Embed from Getty ImagesFig. 3 – Il design originario dell’impianto mostrato come promozione pubblicitaria
OLTRE I PRIMI REATTORI
Nonostante la complessità dello scenario, i preparativi per il funzionamento a pieno regime della centrale Bielorussia continuano, monitorati degli osservatori dell’Agenzia Internazionale per l’Energia Atomica (AIEA), che ne riconoscono il pieno rispetto degli standard internazionali. I Paesi baltici insistono sul boicottaggio della produzione elettrica bielorussa, pressando la Commissione europea per creare misure contro le importazioni commerciali di elettricità da impianti nucleari di Paesi terzi (leggasi Bielorussia) che non soddisfino i livelli di sicurezza riconosciuti dall’UE. Per adesso la visita dello European Nuclear Safety Regulators Group prevista in dicembre presso il sito bielorusso è stata rinviata dalle Autorità di Minsk.
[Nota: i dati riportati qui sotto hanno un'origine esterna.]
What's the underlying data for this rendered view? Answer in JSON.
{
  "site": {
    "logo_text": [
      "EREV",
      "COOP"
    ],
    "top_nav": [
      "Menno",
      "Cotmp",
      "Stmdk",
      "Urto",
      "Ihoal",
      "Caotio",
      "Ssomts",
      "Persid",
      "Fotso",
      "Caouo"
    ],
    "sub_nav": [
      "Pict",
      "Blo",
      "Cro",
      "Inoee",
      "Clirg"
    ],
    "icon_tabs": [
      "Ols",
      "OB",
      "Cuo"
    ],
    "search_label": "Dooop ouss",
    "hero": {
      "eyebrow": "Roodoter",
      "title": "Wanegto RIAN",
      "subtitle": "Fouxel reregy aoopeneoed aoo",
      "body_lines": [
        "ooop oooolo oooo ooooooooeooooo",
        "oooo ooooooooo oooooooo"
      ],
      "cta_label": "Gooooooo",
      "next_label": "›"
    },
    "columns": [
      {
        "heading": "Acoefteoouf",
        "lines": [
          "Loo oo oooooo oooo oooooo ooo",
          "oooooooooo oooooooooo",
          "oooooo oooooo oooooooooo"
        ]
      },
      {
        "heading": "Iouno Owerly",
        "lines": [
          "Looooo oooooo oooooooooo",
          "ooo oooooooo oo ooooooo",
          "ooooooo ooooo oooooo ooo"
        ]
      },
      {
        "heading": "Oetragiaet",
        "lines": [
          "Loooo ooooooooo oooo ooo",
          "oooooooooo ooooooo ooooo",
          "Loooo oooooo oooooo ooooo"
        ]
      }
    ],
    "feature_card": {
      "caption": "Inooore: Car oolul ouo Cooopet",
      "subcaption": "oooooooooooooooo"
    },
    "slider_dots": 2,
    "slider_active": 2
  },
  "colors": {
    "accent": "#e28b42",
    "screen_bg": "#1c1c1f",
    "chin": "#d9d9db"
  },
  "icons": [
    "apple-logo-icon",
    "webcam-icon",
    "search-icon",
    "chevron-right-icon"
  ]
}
Ad agitare ulteriormente la vicina Vilnius un primo incidente, avvenuto poche ore dopo la connessione dell’impianto bielorusso alla rete: il reattore 1 è stato spento per consentire la sostituzione di alcuni trasformatori, finiti fuori uso. Un evento minimo, come riportato del Ministero dell’Energia bielorusso, privo di ripercussioni. Sebbene la situazione non sia semplice, Minsk intende proseguire e ampliare le proprie ambizioni energetiche. La costruzione di una seconda centrale nucleare in Bielorussia, infatti, è attualmente sul tavolo delle trattative, allo scopo di coprire quasi il 100% del consumo energetico del Paese, come riferito dal Segretario di Stato dell’Unione Russia-Bielorussia, Grigory Rapota e ribadito da Alexey Likhachev, direttore generale di Rosatom, che si confermerebbe come unico appaltatore. Se il piano venisse realizzato comporterebbe una notevole autosufficienza per la rete bielorussa che, tuttavia, resterà ancorata all’operato delle compagnie energetiche russe, sia per le caratteristiche proprie della produzione nucleare, sia per la sua centralità strategica per il transito di gas e petrolio da Mosca verso l’Europa, sia, infine, per le resistenze dal vicinato occidentale alla “diversificazione” tentata da Minsk.